Flash forward to 1969.  Ivaan was working as a photographer for Chatelaine magazine when he was sent to Alberta on assignment.  While there, he made a point of stopping by Smoky Lake and visiting the Tywoniuk family.  Again, his fascination with metalsmithing was awakened, and when Ivaan returned to Toronto, he started experimenting with metal work.  By December of that year, he was so engrossed in his new passion that he often stayed up all night working on a project.  Although he kept working at Maclean Hunter until 1973, his love of metal work eventually won out; he quit his job at Maclean Hunter to devote himself full time to his newfound career.

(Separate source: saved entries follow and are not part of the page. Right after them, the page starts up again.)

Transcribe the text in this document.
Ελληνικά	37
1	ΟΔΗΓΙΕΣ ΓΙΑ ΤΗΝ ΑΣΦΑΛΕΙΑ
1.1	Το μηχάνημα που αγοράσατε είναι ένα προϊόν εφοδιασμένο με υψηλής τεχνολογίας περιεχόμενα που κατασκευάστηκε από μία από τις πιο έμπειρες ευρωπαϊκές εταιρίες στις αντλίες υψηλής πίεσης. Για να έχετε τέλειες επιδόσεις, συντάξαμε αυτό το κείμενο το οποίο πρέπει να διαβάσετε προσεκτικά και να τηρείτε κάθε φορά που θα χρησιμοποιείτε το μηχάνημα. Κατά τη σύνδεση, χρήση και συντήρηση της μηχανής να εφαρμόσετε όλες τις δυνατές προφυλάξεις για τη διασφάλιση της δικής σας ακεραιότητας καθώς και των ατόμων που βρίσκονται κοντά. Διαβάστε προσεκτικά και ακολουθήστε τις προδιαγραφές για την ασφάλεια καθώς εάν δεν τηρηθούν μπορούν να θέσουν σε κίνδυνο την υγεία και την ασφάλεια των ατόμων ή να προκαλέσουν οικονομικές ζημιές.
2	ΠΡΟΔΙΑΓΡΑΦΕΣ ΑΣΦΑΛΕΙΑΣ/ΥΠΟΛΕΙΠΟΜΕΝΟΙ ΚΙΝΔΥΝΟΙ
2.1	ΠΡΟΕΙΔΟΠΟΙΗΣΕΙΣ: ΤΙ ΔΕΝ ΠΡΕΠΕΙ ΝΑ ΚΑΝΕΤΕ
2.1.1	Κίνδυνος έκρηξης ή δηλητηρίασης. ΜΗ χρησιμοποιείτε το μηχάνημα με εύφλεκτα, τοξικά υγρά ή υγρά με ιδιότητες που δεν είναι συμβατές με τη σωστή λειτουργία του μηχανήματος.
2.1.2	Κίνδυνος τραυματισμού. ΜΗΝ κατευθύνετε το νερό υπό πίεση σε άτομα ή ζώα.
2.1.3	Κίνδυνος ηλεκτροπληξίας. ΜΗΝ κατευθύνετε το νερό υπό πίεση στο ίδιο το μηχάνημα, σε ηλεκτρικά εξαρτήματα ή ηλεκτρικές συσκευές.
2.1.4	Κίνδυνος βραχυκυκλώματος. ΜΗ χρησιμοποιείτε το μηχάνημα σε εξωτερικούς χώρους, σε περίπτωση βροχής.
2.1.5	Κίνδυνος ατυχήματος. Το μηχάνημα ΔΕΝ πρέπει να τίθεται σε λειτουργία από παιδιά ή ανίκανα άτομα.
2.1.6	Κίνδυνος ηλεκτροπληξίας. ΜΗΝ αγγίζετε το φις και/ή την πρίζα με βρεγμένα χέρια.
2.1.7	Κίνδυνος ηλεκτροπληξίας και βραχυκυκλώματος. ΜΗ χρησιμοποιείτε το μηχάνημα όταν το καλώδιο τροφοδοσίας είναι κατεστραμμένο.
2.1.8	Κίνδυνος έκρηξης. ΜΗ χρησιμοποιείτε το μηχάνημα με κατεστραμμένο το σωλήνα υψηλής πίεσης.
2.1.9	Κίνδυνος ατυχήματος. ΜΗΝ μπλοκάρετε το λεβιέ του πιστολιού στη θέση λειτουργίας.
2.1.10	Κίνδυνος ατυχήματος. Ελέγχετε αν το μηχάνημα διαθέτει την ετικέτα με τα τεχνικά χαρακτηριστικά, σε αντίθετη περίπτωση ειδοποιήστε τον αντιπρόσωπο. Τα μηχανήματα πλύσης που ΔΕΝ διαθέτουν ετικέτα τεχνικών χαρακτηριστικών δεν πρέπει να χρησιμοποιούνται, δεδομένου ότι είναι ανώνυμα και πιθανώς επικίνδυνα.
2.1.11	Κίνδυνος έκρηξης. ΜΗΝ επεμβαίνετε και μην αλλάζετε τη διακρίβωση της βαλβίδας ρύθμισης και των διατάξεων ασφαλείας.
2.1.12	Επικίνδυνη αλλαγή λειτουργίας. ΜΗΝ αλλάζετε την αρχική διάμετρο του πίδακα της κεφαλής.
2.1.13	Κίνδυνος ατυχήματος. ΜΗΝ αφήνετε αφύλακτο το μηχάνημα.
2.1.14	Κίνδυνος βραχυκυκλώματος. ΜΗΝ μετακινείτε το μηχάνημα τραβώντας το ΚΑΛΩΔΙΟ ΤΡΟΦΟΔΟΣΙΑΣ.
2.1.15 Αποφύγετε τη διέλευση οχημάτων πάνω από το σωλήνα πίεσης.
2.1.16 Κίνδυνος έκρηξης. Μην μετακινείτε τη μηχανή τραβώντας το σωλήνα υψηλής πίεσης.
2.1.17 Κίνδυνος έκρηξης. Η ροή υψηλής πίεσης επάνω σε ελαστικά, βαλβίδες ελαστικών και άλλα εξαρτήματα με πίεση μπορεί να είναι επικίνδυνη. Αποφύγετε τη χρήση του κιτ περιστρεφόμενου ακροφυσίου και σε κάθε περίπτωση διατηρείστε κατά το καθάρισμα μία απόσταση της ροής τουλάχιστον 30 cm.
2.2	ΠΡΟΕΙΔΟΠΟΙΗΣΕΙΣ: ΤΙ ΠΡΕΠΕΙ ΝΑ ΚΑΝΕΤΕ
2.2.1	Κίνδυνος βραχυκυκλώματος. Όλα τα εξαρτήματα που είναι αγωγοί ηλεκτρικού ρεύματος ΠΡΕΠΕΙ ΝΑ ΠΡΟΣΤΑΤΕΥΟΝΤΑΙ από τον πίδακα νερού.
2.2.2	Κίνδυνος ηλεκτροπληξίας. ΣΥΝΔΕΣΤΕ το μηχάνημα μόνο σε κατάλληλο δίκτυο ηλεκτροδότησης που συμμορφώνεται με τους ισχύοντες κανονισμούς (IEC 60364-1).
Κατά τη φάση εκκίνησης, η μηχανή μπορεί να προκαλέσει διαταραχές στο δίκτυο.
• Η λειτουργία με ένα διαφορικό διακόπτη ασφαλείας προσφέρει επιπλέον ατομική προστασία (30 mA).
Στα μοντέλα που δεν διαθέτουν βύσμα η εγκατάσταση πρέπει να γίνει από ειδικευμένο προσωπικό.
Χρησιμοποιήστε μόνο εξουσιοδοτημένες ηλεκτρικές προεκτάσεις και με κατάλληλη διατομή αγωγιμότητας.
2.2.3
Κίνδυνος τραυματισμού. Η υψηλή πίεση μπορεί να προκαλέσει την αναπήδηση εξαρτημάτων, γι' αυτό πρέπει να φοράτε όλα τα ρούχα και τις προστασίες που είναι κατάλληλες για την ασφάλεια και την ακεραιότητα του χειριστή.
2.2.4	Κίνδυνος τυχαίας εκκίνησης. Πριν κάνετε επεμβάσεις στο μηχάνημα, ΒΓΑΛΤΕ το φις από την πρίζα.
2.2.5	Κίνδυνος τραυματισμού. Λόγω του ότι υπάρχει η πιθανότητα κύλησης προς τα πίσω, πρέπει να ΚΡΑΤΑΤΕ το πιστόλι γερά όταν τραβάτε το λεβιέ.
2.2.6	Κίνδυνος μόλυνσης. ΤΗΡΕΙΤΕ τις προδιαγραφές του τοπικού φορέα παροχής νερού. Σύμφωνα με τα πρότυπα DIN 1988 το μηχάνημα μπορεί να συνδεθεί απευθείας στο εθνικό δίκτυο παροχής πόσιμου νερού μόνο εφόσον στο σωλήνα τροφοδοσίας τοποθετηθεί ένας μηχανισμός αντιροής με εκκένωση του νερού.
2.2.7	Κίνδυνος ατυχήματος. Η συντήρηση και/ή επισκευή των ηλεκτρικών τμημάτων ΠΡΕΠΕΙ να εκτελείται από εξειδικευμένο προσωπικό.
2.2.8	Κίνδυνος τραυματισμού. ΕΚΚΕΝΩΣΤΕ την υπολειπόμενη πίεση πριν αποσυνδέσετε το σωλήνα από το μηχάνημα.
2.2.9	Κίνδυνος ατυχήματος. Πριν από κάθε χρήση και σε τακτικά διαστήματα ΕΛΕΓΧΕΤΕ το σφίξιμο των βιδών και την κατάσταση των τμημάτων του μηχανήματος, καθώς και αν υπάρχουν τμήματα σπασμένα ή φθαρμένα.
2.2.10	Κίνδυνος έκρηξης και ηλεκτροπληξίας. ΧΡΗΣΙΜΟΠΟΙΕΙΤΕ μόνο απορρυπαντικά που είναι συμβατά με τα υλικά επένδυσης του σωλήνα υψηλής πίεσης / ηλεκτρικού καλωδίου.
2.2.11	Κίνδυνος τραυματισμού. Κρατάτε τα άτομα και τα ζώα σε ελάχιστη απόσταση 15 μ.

Ivaan and his sister Nadia often reminisced about Smoky Lake, and by 2000 Ivaan had decided they were going to make a pilgrimage back there. However, Ivaan suffered his first stroke in March of that year and Nadia's husband, Nick, suffered a heart attack in May.  Their trip to Smoky Lake  was postponed till the following year, which happened to be the 75th anniversary of the town.   Ivaan and Nadia arrived in the midst of the anniversary celebrations, and received a warm welcome.  The local newspaper wrote a feature article about them.  They visited Alex Tywoniuk in the nursing home where he lived.  They visited the cemetery where his wife was buried.  They visited the old blacksmith shop.  They ate peach bread - which, they were quick to point out, contains no peaches. They were chauffeured around by Alex Tywoniuk's son Walter and his wife Lucie.   And incredibly, 50 years after they left, the townspeople still remembered them with affection.   It was an emotional experience for both Nadia and Ivaan, and a bonding experience too.  They often talked nostalgically about their return to Smoky Lake, and even years later, it always seemed they were talking about an event that had happened just last week.

Smoky Lake is a little, cold town in northern Alberta.  It's the place where Nadia fell in love with books and Ivaan fell in love with metal arts. But for this small family,  who had resided there for less than two years, Smoky Lake was - and remains - the warmest place on earth.